A slow-rising yeast, brewer's yeast is often used to make beer because it produces small bubbles and adds to the fermentation of the beer's brewing ingredients. Brewer's yeast is often referred to as beer yeast. Do not confuse it with a nutritional inactive yeast also known as brewer's yeast, which is the often-bitter yeast product that remains after the fermentation of alcohol. Brewer's yeast is often used when a baker wants to add more flavor to bread, but active dry yeasts such as Red Star baking yeast can be substituted for brewer's yeast with ease.
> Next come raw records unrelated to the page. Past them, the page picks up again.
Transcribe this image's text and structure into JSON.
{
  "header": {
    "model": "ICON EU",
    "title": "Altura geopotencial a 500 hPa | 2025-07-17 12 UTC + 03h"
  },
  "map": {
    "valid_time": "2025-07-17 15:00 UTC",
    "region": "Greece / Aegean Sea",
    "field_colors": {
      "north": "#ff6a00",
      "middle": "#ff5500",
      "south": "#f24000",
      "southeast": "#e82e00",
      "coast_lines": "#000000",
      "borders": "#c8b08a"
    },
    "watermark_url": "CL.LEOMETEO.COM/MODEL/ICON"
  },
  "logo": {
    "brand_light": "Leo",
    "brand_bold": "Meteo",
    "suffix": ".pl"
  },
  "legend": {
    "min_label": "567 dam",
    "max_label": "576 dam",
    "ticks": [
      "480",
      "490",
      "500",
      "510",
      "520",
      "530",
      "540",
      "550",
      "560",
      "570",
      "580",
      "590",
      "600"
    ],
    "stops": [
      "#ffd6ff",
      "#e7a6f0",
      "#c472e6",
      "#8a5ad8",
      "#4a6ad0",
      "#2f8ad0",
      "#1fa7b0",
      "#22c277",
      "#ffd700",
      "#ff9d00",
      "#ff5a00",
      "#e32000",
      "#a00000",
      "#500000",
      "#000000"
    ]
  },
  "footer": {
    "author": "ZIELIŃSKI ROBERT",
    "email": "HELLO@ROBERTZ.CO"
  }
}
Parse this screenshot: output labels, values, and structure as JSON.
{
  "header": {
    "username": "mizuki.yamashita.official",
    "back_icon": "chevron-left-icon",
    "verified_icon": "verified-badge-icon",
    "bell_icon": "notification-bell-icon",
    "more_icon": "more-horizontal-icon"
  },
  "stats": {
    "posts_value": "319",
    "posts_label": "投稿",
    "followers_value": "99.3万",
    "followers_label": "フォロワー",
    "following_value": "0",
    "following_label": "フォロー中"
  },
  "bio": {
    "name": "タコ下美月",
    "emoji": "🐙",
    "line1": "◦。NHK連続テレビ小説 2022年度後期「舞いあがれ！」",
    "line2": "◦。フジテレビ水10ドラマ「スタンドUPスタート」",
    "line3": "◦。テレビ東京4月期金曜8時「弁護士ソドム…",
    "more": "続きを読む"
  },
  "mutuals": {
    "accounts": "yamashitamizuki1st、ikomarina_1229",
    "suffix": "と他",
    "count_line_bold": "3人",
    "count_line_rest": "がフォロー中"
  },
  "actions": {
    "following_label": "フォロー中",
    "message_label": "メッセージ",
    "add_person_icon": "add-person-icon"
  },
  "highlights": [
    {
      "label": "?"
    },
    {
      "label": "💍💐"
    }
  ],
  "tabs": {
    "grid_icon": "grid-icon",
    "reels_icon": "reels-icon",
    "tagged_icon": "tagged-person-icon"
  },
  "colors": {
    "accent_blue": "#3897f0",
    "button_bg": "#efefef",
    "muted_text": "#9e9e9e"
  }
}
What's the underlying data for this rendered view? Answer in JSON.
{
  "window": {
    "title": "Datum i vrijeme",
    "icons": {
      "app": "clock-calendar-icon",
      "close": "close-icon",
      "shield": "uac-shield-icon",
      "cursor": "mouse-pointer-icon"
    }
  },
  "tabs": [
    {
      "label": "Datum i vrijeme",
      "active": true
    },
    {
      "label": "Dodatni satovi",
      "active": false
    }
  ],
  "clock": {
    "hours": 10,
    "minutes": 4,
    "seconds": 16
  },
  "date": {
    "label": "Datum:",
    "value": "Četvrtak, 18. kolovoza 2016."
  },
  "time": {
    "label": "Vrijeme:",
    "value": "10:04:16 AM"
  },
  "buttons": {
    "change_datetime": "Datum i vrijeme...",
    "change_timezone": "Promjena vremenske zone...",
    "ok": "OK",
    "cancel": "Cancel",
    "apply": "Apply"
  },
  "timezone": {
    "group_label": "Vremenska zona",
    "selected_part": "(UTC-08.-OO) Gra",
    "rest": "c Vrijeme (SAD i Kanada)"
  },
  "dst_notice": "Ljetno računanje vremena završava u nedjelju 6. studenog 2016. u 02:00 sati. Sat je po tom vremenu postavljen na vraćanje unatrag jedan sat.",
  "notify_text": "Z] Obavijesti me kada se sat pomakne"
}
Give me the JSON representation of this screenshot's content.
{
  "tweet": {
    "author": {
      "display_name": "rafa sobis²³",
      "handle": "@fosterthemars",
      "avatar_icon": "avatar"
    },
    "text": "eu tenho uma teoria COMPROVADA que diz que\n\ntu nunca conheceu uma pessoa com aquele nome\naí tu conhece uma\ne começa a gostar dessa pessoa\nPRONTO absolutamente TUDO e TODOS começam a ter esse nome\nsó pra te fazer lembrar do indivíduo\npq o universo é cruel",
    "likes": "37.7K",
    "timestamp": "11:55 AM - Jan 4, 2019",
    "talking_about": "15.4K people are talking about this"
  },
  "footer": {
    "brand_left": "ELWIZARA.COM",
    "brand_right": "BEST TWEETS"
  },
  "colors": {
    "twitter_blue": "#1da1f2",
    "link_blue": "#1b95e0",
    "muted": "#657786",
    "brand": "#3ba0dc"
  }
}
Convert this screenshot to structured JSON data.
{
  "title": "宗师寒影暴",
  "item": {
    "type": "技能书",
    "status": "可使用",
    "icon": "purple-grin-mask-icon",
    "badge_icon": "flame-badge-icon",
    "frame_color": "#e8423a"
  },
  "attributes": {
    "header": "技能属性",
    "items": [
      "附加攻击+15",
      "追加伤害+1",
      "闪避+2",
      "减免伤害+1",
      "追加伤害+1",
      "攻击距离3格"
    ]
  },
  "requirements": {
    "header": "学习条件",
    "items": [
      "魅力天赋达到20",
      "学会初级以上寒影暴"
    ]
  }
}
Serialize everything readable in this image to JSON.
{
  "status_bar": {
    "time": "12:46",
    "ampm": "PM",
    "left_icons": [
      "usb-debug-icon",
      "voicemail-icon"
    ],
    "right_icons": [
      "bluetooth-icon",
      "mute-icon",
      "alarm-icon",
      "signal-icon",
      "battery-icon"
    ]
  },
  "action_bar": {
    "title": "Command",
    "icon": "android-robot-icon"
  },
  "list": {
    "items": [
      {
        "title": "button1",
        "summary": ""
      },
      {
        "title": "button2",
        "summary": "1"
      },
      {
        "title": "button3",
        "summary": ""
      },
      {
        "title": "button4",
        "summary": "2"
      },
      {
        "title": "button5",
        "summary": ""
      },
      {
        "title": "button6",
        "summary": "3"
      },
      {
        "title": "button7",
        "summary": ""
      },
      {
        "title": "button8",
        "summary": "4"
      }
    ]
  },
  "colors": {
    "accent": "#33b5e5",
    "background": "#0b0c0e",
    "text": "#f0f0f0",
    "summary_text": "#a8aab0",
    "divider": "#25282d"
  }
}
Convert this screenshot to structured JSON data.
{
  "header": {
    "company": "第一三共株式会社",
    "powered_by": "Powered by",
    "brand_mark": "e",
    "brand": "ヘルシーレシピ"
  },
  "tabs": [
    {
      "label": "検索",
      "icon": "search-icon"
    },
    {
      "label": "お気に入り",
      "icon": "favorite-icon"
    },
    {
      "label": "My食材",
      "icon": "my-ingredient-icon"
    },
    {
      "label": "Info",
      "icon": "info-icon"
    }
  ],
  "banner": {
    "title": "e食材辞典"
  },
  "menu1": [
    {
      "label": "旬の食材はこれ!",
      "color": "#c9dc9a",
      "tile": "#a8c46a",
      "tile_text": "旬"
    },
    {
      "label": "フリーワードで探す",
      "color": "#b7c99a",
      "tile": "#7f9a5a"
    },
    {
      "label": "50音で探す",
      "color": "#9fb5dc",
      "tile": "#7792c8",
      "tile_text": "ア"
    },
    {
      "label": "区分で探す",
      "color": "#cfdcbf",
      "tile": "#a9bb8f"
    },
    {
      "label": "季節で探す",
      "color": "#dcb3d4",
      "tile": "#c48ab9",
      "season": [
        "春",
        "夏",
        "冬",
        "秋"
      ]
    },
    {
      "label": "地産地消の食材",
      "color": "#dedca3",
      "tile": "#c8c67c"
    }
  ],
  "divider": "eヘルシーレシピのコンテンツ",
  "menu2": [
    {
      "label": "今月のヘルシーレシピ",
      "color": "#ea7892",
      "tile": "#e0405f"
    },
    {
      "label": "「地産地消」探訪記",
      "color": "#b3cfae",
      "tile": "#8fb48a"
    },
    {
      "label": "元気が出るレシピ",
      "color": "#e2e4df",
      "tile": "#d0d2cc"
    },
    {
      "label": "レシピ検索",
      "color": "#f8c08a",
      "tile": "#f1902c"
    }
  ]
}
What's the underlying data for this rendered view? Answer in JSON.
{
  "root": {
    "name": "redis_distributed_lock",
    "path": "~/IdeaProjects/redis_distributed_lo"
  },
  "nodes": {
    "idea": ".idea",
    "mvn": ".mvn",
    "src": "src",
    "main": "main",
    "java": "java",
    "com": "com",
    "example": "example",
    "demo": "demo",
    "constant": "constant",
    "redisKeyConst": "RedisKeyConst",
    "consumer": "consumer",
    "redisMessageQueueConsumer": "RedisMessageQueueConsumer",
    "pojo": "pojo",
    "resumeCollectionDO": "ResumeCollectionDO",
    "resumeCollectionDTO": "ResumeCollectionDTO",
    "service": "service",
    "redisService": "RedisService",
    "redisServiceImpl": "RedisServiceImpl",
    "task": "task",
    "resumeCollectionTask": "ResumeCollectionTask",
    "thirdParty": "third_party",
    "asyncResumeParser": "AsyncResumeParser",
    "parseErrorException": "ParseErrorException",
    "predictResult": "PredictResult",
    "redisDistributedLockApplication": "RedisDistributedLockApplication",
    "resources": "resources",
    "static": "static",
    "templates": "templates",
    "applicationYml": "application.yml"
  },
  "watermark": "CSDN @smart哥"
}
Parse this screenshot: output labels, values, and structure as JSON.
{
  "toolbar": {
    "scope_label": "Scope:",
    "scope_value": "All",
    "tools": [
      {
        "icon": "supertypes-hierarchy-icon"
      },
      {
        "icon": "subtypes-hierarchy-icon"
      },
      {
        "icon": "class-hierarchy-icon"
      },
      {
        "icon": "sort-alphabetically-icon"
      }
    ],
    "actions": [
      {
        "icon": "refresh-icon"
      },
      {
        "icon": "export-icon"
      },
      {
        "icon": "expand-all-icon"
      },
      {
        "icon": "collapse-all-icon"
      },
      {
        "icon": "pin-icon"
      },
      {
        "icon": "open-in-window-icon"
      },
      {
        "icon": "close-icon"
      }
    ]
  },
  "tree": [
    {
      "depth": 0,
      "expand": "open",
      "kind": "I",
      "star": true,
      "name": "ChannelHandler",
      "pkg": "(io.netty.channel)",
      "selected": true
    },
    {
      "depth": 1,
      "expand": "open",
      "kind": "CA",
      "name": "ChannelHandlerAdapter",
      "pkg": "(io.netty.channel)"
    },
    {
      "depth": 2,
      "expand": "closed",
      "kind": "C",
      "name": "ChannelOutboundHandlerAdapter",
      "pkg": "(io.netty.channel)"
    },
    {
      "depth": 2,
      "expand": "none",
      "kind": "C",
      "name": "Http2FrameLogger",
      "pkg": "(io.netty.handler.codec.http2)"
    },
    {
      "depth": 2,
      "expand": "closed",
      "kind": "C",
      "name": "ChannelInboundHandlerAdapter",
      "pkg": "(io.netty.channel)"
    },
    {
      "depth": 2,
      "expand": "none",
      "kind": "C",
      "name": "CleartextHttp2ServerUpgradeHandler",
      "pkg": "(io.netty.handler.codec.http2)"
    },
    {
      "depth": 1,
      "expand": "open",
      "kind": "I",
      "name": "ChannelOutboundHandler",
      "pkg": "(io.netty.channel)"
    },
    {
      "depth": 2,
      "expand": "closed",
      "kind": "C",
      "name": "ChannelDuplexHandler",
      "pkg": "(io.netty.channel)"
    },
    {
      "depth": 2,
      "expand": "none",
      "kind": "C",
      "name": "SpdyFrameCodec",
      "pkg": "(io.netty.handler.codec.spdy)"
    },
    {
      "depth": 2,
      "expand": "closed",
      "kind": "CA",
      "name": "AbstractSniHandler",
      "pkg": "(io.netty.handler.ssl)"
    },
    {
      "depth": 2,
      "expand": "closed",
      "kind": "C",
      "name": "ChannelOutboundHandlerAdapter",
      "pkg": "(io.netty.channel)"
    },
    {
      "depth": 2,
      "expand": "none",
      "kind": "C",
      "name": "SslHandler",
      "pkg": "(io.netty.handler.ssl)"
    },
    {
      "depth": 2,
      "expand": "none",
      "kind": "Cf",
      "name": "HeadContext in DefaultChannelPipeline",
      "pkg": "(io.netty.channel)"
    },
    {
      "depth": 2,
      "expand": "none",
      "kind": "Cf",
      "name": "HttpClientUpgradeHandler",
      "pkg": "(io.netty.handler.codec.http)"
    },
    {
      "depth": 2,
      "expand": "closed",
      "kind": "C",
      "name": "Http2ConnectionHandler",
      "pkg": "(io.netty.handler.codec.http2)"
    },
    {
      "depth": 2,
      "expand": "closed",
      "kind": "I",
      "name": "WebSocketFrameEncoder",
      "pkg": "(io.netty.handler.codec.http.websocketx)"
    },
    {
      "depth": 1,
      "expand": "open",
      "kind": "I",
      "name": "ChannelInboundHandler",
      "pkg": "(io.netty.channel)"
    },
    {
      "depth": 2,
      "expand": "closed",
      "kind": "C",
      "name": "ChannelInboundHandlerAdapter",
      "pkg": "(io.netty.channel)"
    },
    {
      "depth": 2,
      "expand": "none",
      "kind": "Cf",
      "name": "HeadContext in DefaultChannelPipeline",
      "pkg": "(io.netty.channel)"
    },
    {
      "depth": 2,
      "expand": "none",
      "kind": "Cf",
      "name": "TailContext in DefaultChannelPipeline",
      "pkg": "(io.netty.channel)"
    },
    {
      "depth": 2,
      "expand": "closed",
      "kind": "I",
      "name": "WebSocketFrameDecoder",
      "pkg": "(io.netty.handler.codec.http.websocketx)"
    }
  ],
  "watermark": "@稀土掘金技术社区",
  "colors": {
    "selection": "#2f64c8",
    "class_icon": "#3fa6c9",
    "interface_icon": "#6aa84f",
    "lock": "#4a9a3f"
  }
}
Consult your recipe. Check to see how much brewer's yeast the recipe requires. Brewer's yeast causes bubbles in fermented beverages such as beer and is sometimes used in baking because of its strong yeasty flavor. Brewer's yeast works differently than baker's yeast by producing ethanol and not the carbon dioxide made by active dry baking yeasts such as Red Star. Yeasts that produce carbon dioxide work faster than ethanol-producing yeasts.
Substitute a little less than half of the active dry yeast for the brewer's yeast, since the active dry yeast is a more concentrated form. If the recipe calls for 1 ounce of brewer's yeast, use a bit less than a half-ounce of baker's yeast. Remember that brewer's yeast and baking yeast are the same strain of yeast fungi, but they grow at different speeds. Brewer's yeast is much slower than baking yeast. You will require less of the dry active yeast, which is made for a rapid one-rise recipe.
Dissolve the active dry yeast in warm water that is no more than 110 degrees Fahrenheit. This reactivates the yeast culture, which has had its water reduced and been rendered temporarily inactive. Add a pinch of sugar to the warm water to stimulate growth of the culture.